Les petites et moyennes entreprises sont restées longtemps en retrait de ce mouvement où se conjuguaient développement durable, éthique et normes. Pas assez de ressources pour mettre en place une politique de responsabilité sociale, pas assez intéressant sur le plan de la productivité. Kadia Georges Aka, doctorant à l'Université du Québec à Trois-Rivières (UQTR), vient de démontrer le contraire. «Nous avons étudié cinq petites entreprises québécoises qui, malgré leur taille et leurs ressources, se sont engagées dans la voie du développement durable, raconte-t-il. Nous nous sommes rendu compte qu'elles sont restées très compétitives et solides et qu'elles ont fait preuve de beaucoup d'ingéniosité pour créer des innovations durables.»L'étude démontre que se lancer dans une politique de développement durable a un coût de départ. Il faut investir et les retombées ne se font sentir qu'à moyen terme. «Dès la deuxième année en général, précise M. Aka. C'est tout un changement d'état d'esprit, ça bouscule les habitudes... Au départ, ça déstabilise un peu l'entreprise. Mais, très vite, on se rend compte que cette déstabilisation a du bon sur la capacité des employés à innover, à chercher de nouvelles solutions, à apporter de la valeur ajoutée à leurs clients.»
Ainsi, les gestes faits par les cinq entreprises étudiées sont très concrets. La première a mis en place un programme de reboisement chaque fois qu'elle lance un nouveau projet. La deuxième s'est dotée d'un système de calcul de l'empreinte énergétique des meubles qu'elle fabrique et l'étiquette. La troisième vend des manteaux intégrants du polyester écologique et transforme ses résidus de fabrication en tapis de voiture. La quatrième, implantée dans le secteur des services d'entretien, utilise des produits biodégradables à base de bactéries spéciales et a inventé un système de gestion des graisses et des odeurs dans les édifices. Enfin, la dernière fabrique du polyester éco-intelligent à base de bouteilles recyclées et de l'antitache lui aussi respectueux de l'environnement.

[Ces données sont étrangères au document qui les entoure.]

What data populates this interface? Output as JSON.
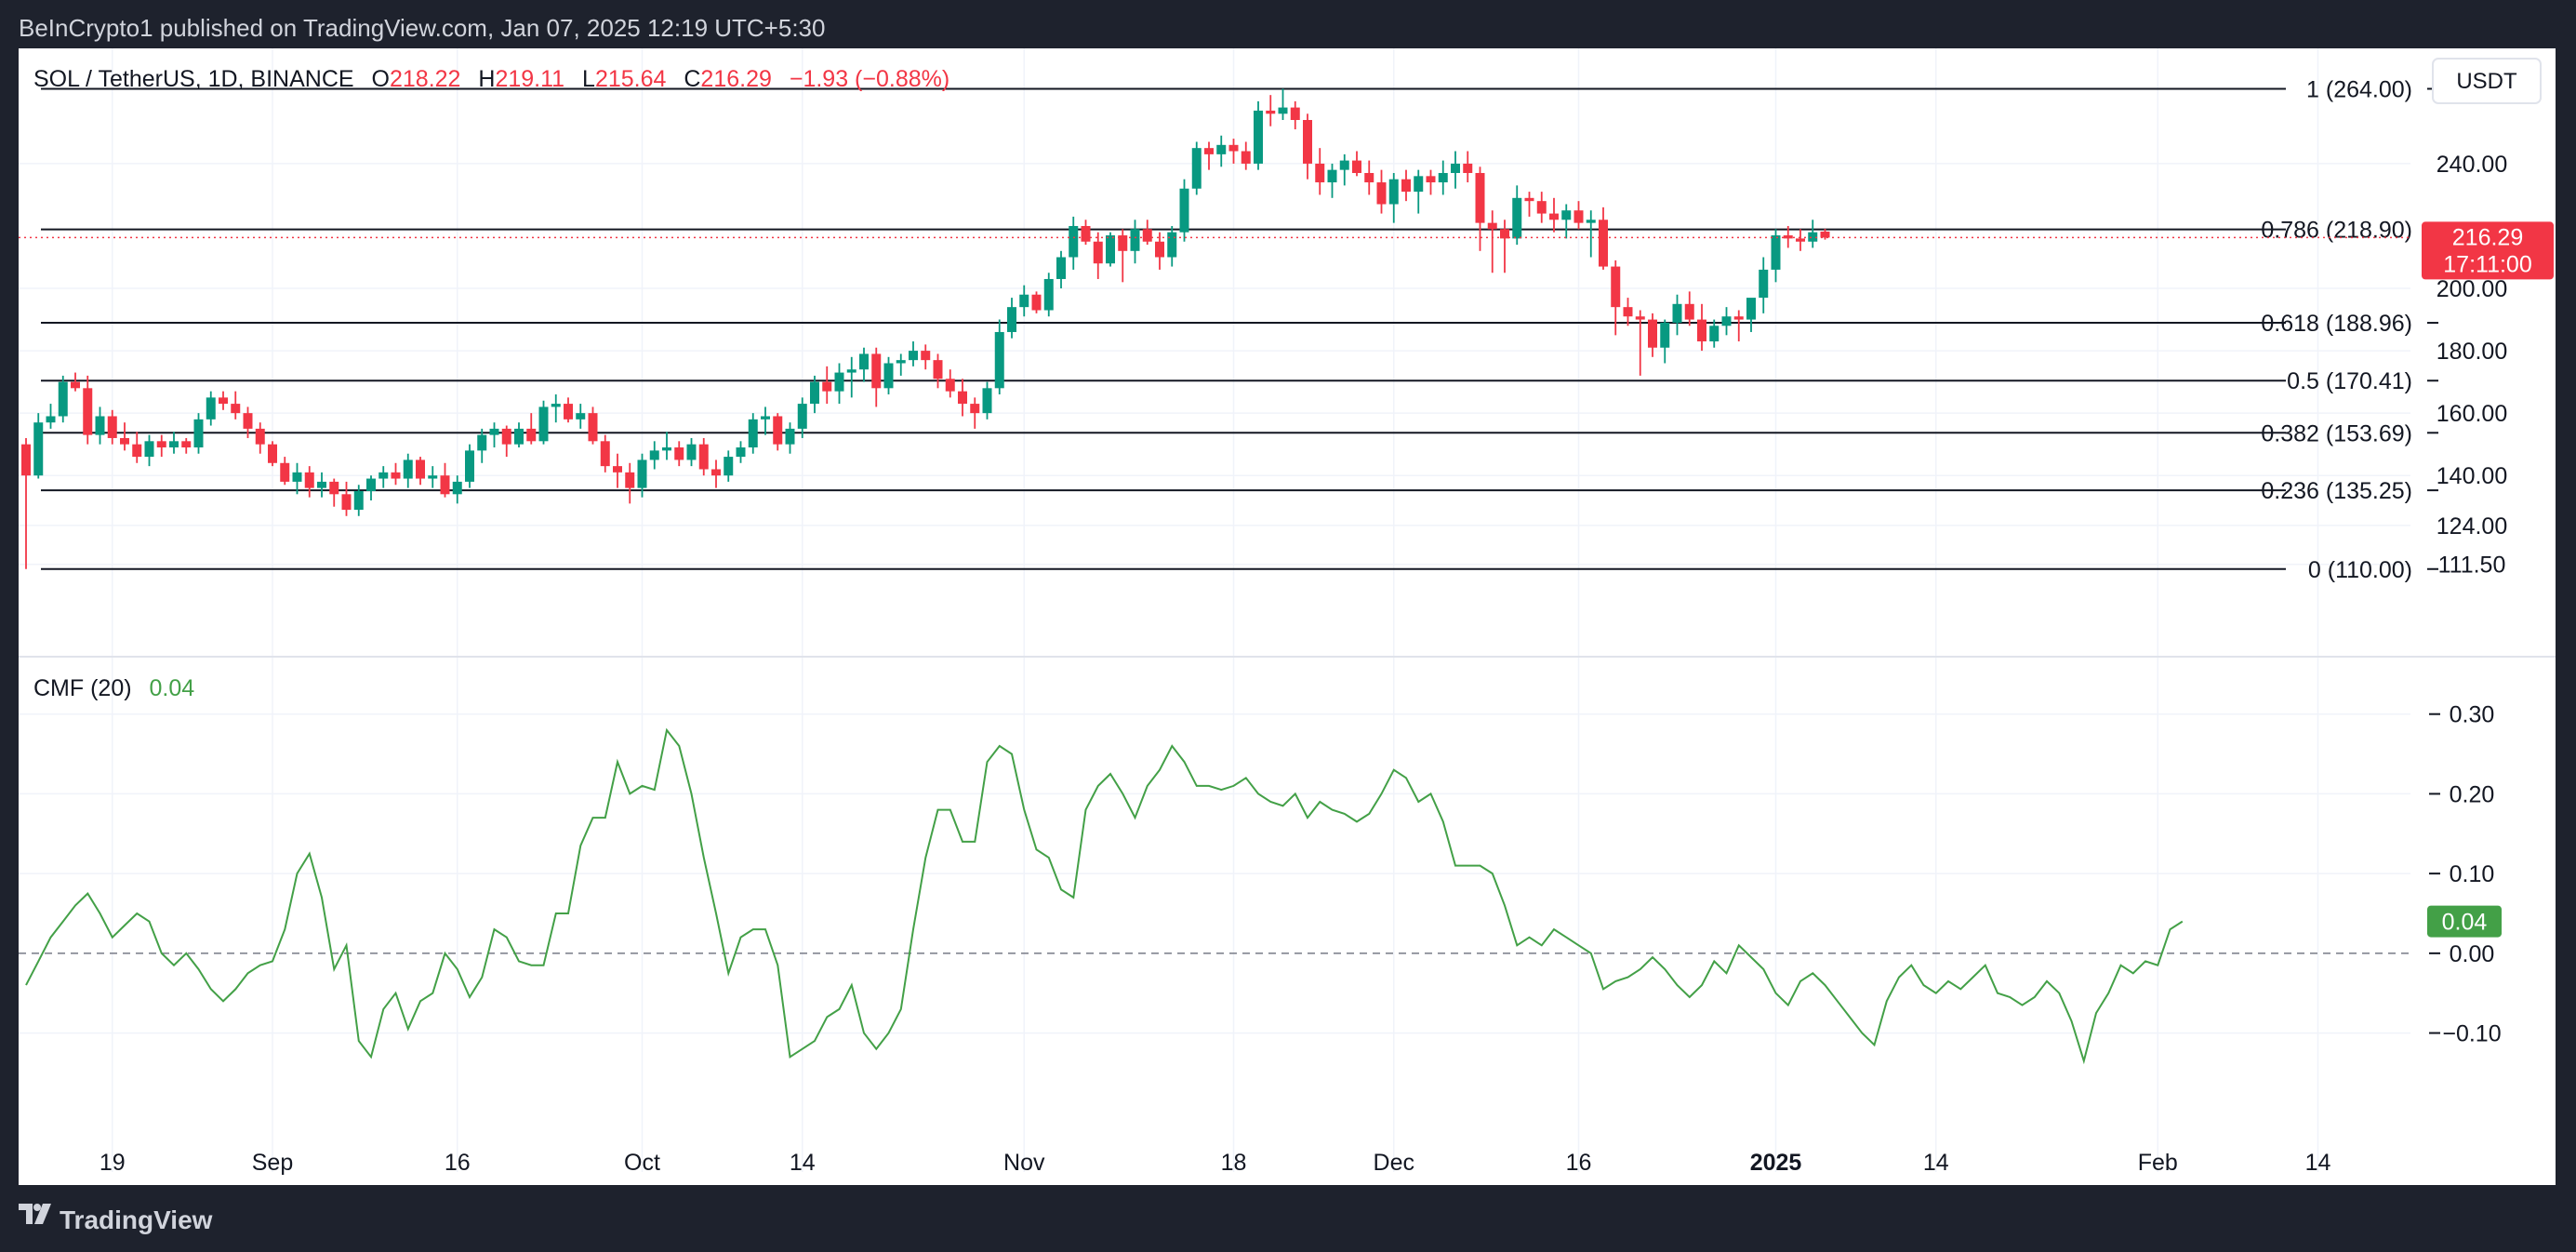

«Ces entreprises sont très différentes les unes des autres, que ce soit du point de vue de leur localisation, de leur taille ou de leur secteur d'activité. Elles se portent globalement bien et leur point commun est de ne pas chercher principalement à maximiser leurs profits, tout en reconnaissant leur importance pour assurer la survie de leur structure, note M. Aka. Certaines privilégient le développement de leur collectivité et favorisent donc des fournisseurs locaux, même si elles sont légèrement moins concurrentielles. D'autres ont pour objectif de maximiser l'emploi au Québec et encouragent la production locale. D'autres encore sont très soucieuses de l'environnement et ne vont faire affaire qu'avec des sous-traitants respectant les normes écologiques.»
Nécessaire éthique
Mais si ces cinq entreprises ont décidé de franchir le pas, d'autres souhaiteraient le faire mais repoussent le moment par crainte d'y perdre des plumes et de ne pas résister à la pression du marché.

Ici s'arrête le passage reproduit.